ReplyDeleteI don't think it's likely that a machine will be conscious. But if in fact an AI is a person, then I think it's a serious moral risk for us to create the AI. The reason is that persons are sacred, and one needs to have specific reason to think that it is permissible to produce a sacred thing in order to do so. This is why religions tend to have all these rules about who can perform sacred rituals, when they can be performed, etc. I think we have good reason to think that natural human reproduction is a permissible way to produce persons. But I don't think there are any other ways of producing persons where we can be confident of permissibility. That's playing God, as one says.
Moreover, we have good Kantian reasons to think that to produce persons for our benefit--rather than for their intrinsic good--is to treat these persons as mere means, and that is a failure of the respect due to persons.
I also think that *if* digital consciousness is possible, then we are taking an awful moral risk in training AI. The training process involves a vast amount of negative feedback, and *if* digital consciousness is possible, it is quite likely that negative feedback is unpleasant to the system.
But, as I said, I think it's pretty unlikely that that there is digital personhood, so our main moral worry is about non-persons pretending to be persons.
I think I can get a handle on hypothetical disapproval, but the feelings of fear or sorrow elicited by, for example, excellent movies, seems different.

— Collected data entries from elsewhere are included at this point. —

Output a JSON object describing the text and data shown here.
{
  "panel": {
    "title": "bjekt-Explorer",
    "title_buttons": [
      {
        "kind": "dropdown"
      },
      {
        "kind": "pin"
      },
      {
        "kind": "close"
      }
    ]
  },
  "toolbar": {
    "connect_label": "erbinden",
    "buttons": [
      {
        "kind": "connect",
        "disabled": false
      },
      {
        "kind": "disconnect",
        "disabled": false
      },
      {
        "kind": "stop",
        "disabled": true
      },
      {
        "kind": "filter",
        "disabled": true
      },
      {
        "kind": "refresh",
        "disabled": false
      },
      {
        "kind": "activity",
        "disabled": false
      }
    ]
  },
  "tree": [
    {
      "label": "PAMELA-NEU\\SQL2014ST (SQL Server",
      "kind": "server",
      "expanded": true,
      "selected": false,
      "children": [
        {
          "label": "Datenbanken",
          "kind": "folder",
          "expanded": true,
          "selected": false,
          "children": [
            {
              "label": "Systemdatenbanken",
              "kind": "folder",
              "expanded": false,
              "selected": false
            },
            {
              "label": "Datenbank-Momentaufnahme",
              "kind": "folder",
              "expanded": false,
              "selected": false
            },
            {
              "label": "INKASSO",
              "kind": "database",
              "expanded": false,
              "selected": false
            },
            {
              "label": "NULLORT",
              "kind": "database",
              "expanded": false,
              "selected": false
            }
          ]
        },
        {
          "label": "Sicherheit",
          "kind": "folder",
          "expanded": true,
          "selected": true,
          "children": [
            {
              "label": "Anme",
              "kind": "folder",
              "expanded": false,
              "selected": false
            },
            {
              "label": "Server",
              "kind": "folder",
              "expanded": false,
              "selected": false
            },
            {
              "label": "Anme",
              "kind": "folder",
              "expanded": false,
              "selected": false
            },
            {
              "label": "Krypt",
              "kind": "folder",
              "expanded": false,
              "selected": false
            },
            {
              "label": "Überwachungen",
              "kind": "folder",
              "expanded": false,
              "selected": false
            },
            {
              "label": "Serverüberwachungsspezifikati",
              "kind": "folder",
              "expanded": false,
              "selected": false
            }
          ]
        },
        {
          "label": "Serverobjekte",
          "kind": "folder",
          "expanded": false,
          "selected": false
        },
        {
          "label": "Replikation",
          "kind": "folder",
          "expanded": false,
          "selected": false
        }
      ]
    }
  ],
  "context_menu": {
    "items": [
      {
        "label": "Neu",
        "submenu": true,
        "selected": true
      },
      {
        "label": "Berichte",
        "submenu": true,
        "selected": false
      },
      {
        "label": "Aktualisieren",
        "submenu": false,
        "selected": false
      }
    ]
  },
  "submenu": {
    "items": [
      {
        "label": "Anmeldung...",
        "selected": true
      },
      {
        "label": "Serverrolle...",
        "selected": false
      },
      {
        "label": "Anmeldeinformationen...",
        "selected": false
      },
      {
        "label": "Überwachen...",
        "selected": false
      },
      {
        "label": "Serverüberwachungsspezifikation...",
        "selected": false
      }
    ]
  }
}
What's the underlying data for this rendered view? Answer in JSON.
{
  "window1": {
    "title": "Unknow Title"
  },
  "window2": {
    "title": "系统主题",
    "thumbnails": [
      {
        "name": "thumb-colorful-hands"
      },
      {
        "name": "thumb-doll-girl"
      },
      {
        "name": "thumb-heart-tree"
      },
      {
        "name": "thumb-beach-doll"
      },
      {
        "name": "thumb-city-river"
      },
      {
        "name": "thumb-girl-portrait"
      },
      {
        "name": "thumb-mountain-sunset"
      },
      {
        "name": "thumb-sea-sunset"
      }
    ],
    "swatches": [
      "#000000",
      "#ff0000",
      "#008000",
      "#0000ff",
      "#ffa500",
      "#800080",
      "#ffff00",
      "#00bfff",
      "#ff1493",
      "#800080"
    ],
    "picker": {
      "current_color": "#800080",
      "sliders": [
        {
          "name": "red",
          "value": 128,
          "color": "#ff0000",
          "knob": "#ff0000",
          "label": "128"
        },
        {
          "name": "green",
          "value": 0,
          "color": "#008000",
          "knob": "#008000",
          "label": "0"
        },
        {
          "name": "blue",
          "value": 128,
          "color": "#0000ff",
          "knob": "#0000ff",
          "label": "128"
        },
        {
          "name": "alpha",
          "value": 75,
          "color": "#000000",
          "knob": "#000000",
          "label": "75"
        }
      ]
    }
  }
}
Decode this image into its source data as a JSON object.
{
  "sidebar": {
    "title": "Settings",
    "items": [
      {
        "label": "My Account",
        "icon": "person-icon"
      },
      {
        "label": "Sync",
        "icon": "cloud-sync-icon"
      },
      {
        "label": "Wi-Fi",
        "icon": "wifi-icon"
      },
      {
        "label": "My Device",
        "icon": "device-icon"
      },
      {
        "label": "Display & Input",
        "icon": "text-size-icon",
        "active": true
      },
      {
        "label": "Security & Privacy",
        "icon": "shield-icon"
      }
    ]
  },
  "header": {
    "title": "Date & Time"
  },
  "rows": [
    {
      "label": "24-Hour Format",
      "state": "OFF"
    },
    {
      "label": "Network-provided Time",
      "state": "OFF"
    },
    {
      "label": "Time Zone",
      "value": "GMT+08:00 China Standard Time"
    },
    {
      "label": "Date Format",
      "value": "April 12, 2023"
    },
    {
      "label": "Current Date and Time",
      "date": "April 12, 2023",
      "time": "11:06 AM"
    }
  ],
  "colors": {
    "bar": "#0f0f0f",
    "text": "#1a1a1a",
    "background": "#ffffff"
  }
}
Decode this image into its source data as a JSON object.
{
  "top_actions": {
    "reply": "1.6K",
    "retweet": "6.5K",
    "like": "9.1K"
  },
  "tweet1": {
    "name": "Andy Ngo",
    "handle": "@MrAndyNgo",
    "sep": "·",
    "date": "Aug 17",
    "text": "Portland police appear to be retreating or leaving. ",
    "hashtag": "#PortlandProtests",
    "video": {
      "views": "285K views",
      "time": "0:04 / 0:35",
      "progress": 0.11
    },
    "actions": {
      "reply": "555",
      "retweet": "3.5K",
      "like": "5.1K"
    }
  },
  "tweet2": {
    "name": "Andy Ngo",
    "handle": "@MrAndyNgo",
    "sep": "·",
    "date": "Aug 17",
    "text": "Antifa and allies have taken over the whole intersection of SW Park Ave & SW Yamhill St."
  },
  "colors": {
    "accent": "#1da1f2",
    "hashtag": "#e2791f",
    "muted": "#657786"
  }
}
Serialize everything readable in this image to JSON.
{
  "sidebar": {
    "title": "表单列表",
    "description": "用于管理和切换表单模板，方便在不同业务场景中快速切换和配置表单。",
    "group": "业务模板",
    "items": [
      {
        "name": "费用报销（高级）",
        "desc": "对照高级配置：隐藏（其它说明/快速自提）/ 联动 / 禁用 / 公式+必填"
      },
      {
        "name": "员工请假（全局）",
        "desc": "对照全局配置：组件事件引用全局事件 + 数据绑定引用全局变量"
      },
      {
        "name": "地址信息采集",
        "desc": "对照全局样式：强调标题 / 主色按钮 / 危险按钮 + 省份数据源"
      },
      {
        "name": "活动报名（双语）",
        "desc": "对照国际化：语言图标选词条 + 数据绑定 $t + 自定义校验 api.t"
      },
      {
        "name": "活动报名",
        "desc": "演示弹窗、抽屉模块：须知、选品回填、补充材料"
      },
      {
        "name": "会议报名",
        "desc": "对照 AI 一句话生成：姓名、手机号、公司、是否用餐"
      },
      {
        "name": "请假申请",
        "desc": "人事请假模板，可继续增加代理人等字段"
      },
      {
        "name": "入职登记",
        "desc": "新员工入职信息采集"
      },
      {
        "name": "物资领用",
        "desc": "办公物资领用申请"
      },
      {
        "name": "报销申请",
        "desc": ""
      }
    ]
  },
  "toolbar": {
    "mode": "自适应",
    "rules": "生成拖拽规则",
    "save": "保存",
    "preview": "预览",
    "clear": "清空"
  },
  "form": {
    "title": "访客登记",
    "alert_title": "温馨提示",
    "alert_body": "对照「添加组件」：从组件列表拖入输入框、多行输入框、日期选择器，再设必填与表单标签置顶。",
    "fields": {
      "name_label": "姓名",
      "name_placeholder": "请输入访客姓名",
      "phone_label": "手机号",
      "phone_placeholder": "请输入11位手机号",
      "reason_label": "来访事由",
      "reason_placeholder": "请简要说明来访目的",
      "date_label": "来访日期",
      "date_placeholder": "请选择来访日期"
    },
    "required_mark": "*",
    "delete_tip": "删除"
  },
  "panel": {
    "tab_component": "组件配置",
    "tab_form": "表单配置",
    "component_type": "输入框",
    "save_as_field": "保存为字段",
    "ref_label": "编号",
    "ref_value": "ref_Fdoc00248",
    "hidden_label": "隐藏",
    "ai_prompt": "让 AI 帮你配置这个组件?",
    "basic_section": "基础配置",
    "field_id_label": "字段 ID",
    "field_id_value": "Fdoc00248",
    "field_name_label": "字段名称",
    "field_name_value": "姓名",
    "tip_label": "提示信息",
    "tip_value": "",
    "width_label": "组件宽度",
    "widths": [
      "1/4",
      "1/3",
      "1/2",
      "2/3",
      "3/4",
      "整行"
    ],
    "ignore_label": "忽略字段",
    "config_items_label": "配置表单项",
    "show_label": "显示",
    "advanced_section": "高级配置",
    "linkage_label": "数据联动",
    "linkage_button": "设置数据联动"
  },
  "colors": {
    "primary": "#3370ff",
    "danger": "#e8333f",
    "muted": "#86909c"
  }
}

Do you think it is problematic to feel these or attempt to elicit them? Are horror movies and tear jerkers wrong?
ReplyDeleteMaybe the feeling of sorrow is a feeling of sorrow for the _possibility_ of such evils? I still think that phenomenologically it feels different when it's real and when it's fictional. Imagine that you're watching a movie, and it makes you feel sad. And then you find out it was a true story. Doesn't that change the feeling?